2018 has begun on a good note with Femi and Seun Anikulapo-Kuti, two scions of the self-acclaimed maverick, releasing two studio albums.
Femi Kuti calls his tenth album, One People One World while his younger brother, Seun Kuti, calls his fourth album, Black Times.
Both sons, like their late father, are bandleaders, songwriters and arrangers. For them, we can argue that the Afrobeat legacy was inherent, not imbibed—but what is more exciting is their separate journeys to sonic mastery.
For Femi Kuti, whose tutelage began as a teenager in his father’s Egypt 80 Band, his burden is infinitely heavier. The mantle of leadership began to fall on him long before his father’s demise: he led the Egypt 80 band many times when his Father was locked up by military dictators.
One People One World retains a lot of his signature moves: guitar intros, brass bridges, high tempo pace and conscious lyrics. This latest LP has an advocacy twang to it. Femi Kuti sings about World Peace, Global Warming and Responsible Citizenry. Of course, there are protest songs—Evil People, Equal Opportunity, Dem Militarize Democracy—but while they retain their groove for dance, they seem to have acquired a conciliatory tone.
And what should we expect?
Afrobeat has been clamouring for a Pan-African utopia since its birth in the 70s and understandably, time has passed and things have not changed.
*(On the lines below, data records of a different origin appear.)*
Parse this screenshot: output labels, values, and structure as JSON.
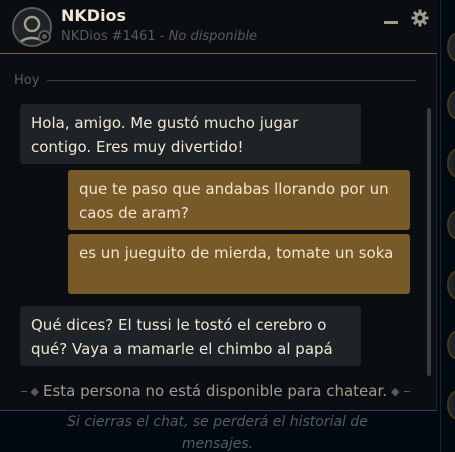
{
  "chat": {
    "contact_name": "NKDios",
    "riot_tag": "NKDios #1461",
    "status": "No disponible",
    "day_label": "Hoy",
    "messages": [
      {
        "direction": "in",
        "text": "Hola, amigo. Me gustó mucho jugar contigo. Eres muy divertido!"
      },
      {
        "direction": "out",
        "text": "que te paso que andabas llorando por un caos de aram?"
      },
      {
        "direction": "out",
        "text": "es un jueguito de mierda, tomate un soka"
      },
      {
        "direction": "in",
        "text": "Qué dices? El tussi le tostó el cerebro o qué? Vaya a mamarle el chimbo al papá"
      }
    ],
    "unavailable_notice": "Esta persona no está disponible para chatear.",
    "input_placeholder": "Si cierras el chat, se perderá el historial de mensajes."
  },
  "icons": {
    "minimize": "minimize-icon",
    "settings": "gear-icon",
    "avatar": "user-avatar-icon"
  },
  "colors": {
    "accent_gold": "#785a28",
    "incoming_bubble": "#1e2328",
    "text_light": "#f0e6d2",
    "muted": "#5b5a56"
  }
}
Instead, Uhuru has become a blockbuster box office feature film (swiftly deploys Wakanda salute) lasting about two hours.
Afrobeat should become wary.
If Femi Kuti’s songs veer away from the typical militant complaints to a place of subtle advocacy, Seun Kuti’s thumping Afrobeat sound on Black Times remains incendiary and energized by the politics of Pan-Africanism and the possibilities of an African revolution.
Of course, Seun Kuti’s journey to self-discovery is a rather tame one. Femi Kuti’s struggle and breakaway inadvertently willed Seun Kuti the Egypt 80 band which he has led from his teenage years till date. His tutelage went at his own pace and his becoming seems cast in the shadow of Fela’s influences.
Four albums into his career, Seun Kuti still espouses all of Fela’s ideologies and his music hardly updates Fela’s legacies except in the domain of song writing. His song writing deploys a soulfulness that seemed missing in Fela’s repertoire, something reminiscent of Negro Spirituals. It is as if Fela’s Afrobeat has gone back to America to take that final Afrobeat lesson.
The music of both brothers hardly spares the polity and its political elite. The duty of lambasting the ruling class remains the purview of Afrobeat, more than two decades after Fela’s demise. And make no mistake about it, this is definitely dance music made to move your feet and fill your ears with the gospel of Pan-Africanism and the sins of a thieving elite.